Banks testified on Wednesday that several students were suspended at Origins but that he could not discuss ongoing litigation.

Lawmakers also heard from Enikia Ford Morthel, superintendent of the Berkeley Unified School District, which is the subject of a complaint from the Anti-Defamation League and the Louis D. Brandeis Center for Human Rights Under Law for violating the civil rights of Jewish students.

“Antisemitism is not pervasive in Berkeley Unified School District,” said Ford Morthel, who defended a teacher who created a slideshow about Oct. 7 that claimed that “for some Palestinians, ‘from the river to the sea’ is a call for freedom and peace.”

“We definitely believe that it’s important to expose our students to a diversity of ideas and perspectives, and if it was presented as a perspective, I do think it’s appropriate,” she said of the slogan. 

Earlier in the hearing she had said that “from the river to the sea” is antisemitic “if it is calling for the elimination of the Jewish people in Israel.” 

“I will also say that I recognize that it does have different meaning to different members of our community,” she said.

Rep.
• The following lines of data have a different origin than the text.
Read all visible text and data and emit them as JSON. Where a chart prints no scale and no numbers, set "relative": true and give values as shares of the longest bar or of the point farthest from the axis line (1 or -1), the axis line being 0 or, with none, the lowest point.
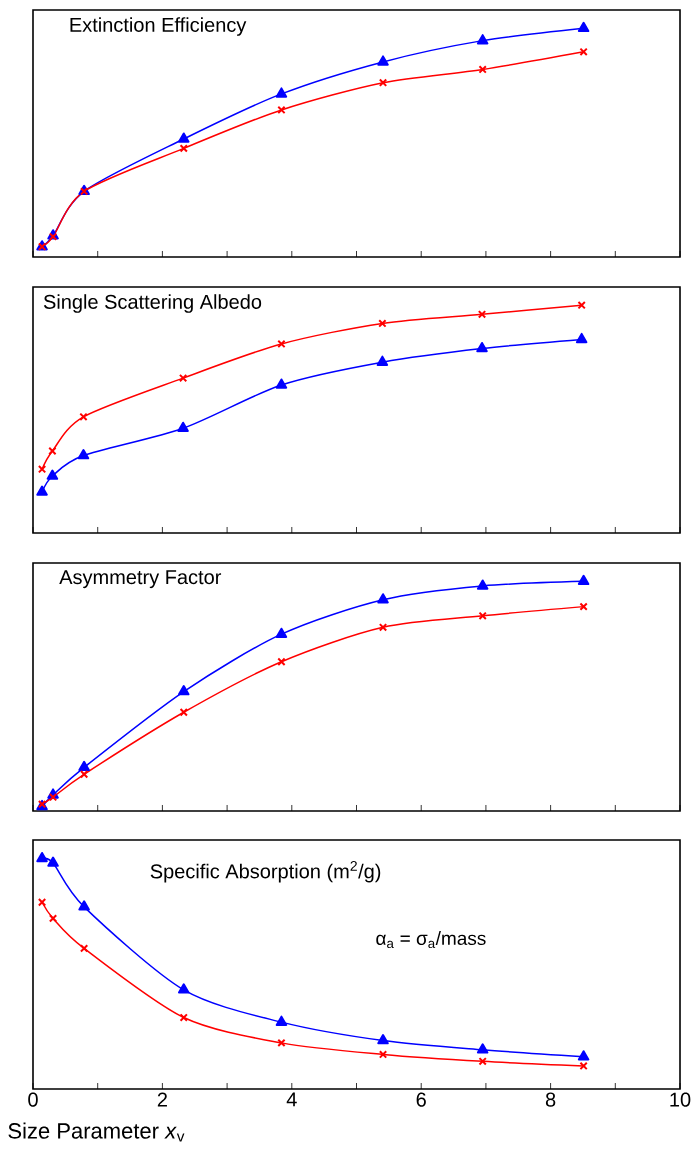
{
  "chart_data": [
    {
      "type": "line",
      "title": "Extinction Efficiency",
      "relative": true,
      "x": [
        0.14,
        0.31,
        0.79,
        2.33,
        3.84,
        5.41,
        6.95,
        8.51
      ],
      "xlim": [
        0,
        10
      ],
      "xticks": [
        0,
        {
          "value": 1,
          "label": null
        },
        2,
        {
          "value": 3,
          "label": null
        },
        4,
        {
          "value": 5,
          "label": null
        },
        6,
        {
          "value": 7,
          "label": null
        },
        8,
        {
          "value": 9,
          "label": null
        },
        10
      ],
      "tick_labels": false,
      "series": [
        {
          "color": "#0000ff",
          "marker": "triangle",
          "values": [
            0.045,
            0.093,
            0.287,
            0.516,
            0.713,
            0.853,
            0.946,
            1.0
          ]
        },
        {
          "color": "#ff0000",
          "marker": "cross",
          "values": [
            0.045,
            0.089,
            0.287,
            0.475,
            0.643,
            0.762,
            0.82,
            0.897
          ]
        }
      ]
    },
    {
      "type": "line",
      "title": "Single Scattering Albedo",
      "relative": true,
      "x": [
        0.14,
        0.3,
        0.78,
        2.32,
        3.84,
        5.4,
        6.94,
        8.48
      ],
      "xlim": [
        0,
        10
      ],
      "xticks": [
        0,
        {
          "value": 1,
          "label": null
        },
        2,
        {
          "value": 3,
          "label": null
        },
        4,
        {
          "value": 5,
          "label": null
        },
        6,
        {
          "value": 7,
          "label": null
        },
        8,
        {
          "value": 9,
          "label": null
        },
        10
      ],
      "tick_labels": false,
      "series": [
        {
          "color": "#0000ff",
          "marker": "triangle",
          "values": [
            0.18,
            0.25,
            0.34,
            0.46,
            0.65,
            0.75,
            0.81,
            0.85
          ]
        },
        {
          "color": "#ff0000",
          "marker": "cross",
          "values": [
            0.28,
            0.36,
            0.51,
            0.68,
            0.83,
            0.92,
            0.96,
            1.0
          ]
        }
      ]
    },
    {
      "type": "line",
      "title": "Asymmetry Factor",
      "relative": true,
      "x": [
        0.14,
        0.31,
        0.79,
        2.33,
        3.84,
        5.41,
        6.95,
        8.51
      ],
      "xlim": [
        0,
        10
      ],
      "xticks": [
        0,
        {
          "value": 1,
          "label": null
        },
        2,
        {
          "value": 3,
          "label": null
        },
        4,
        {
          "value": 5,
          "label": null
        },
        6,
        {
          "value": 7,
          "label": null
        },
        8,
        {
          "value": 9,
          "label": null
        },
        10
      ],
      "tick_labels": false,
      "series": [
        {
          "color": "#0000ff",
          "marker": "triangle",
          "values": [
            0.02,
            0.07,
            0.19,
            0.52,
            0.77,
            0.92,
            0.98,
            1.0
          ]
        },
        {
          "color": "#ff0000",
          "marker": "cross",
          "values": [
            0.03,
            0.06,
            0.16,
            0.43,
            0.65,
            0.8,
            0.85,
            0.89
          ]
        }
      ]
    },
    {
      "type": "line",
      "title": "Specific Absorption  (m$^{2}$/g)",
      "xlabel": "Size Parameter *x*$_{v}$",
      "annotations": [
        "α$_{a}$ = σ$_{a}$/mass"
      ],
      "relative": true,
      "x": [
        0.14,
        0.31,
        0.79,
        2.33,
        3.84,
        5.41,
        6.95,
        8.51
      ],
      "xlim": [
        0,
        10
      ],
      "xticks": [
        0,
        {
          "value": 1,
          "label": null
        },
        2,
        {
          "value": 3,
          "label": null
        },
        4,
        {
          "value": 5,
          "label": null
        },
        6,
        {
          "value": 7,
          "label": null
        },
        8,
        {
          "value": 9,
          "label": null
        },
        10
      ],
      "tick_labels": "x",
      "series": [
        {
          "color": "#0000ff",
          "marker": "triangle",
          "values": [
            1.0,
            0.98,
            0.79,
            0.43,
            0.29,
            0.21,
            0.17,
            0.14
          ]
        },
        {
          "color": "#ff0000",
          "marker": "cross",
          "values": [
            0.81,
            0.74,
            0.61,
            0.31,
            0.2,
            0.15,
            0.12,
            0.1
          ]
        }
      ]
    }
  ]
}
Kevin Kiley (R-Calif.) said students repeat “from the river to the sea,” because their teachers tell them that it’s an acceptable phrase to use.

“You said earlier you thought this was antisemitic and you put this on a slide in the classroom, and then students go around the halls saying it,” Kiley said. “I don’t think there’s any anything surprising about that.”

Some Democrats on the committee questioned whether the Republican-led investigation into Jew-hatred was failing to address other forms of bigotry.

“We’ve also been unable to get any hearings on other forms of hate,” said Rep. Bobby Scott (D-Va.). “I’d ask Chancellor Banks, do you deal with other forms of hate other than antisemitism, like homophobia or racism? Do transgender students have a right to be safe in school?”

Rep. Jamaal Bowman (D-N.Y.), a former New York City schoolteacher who is one of the harshest critics of Israel in Congress, said his congressional colleagues are accusing teachers hypocritically. 

“I have members of Congress talking about teachers teaching hate. None of them have an education background, by the way,” Bowman said. 

“I work in Congress. When you go in the rotunda and you look at American history, you see colonists coming in and taking over America from the Native Americans,” he said. “There is no reference to the black people who built this country in our rotunda. But we’re scolding you about teaching hate.”

“Do you know how many black statues there are in the Capitol? Three,” Bowman added. “You know how many Confederate statues there are in the Capitol? 12.”

“I work in an institution that teaches hate—and with our policy,” he said.

Bowman also said that schools are failing to teach about “a part of the history where the Jewish people and Muslims and Christians lived together in harmony in the Middle East and different parts of the world.”

Rep. Aaron Bean (R-Fla.), who chaired the subcommittee hearing, said that he hopes that the discussion will be an example for school districts across the country to address Jew-hatred.

“Hopefully it’s not only a wake-up call for your school districts, but to everybody that’s watching across America,” Bean said. “It’s 2024. There’s no place for this at all in America.”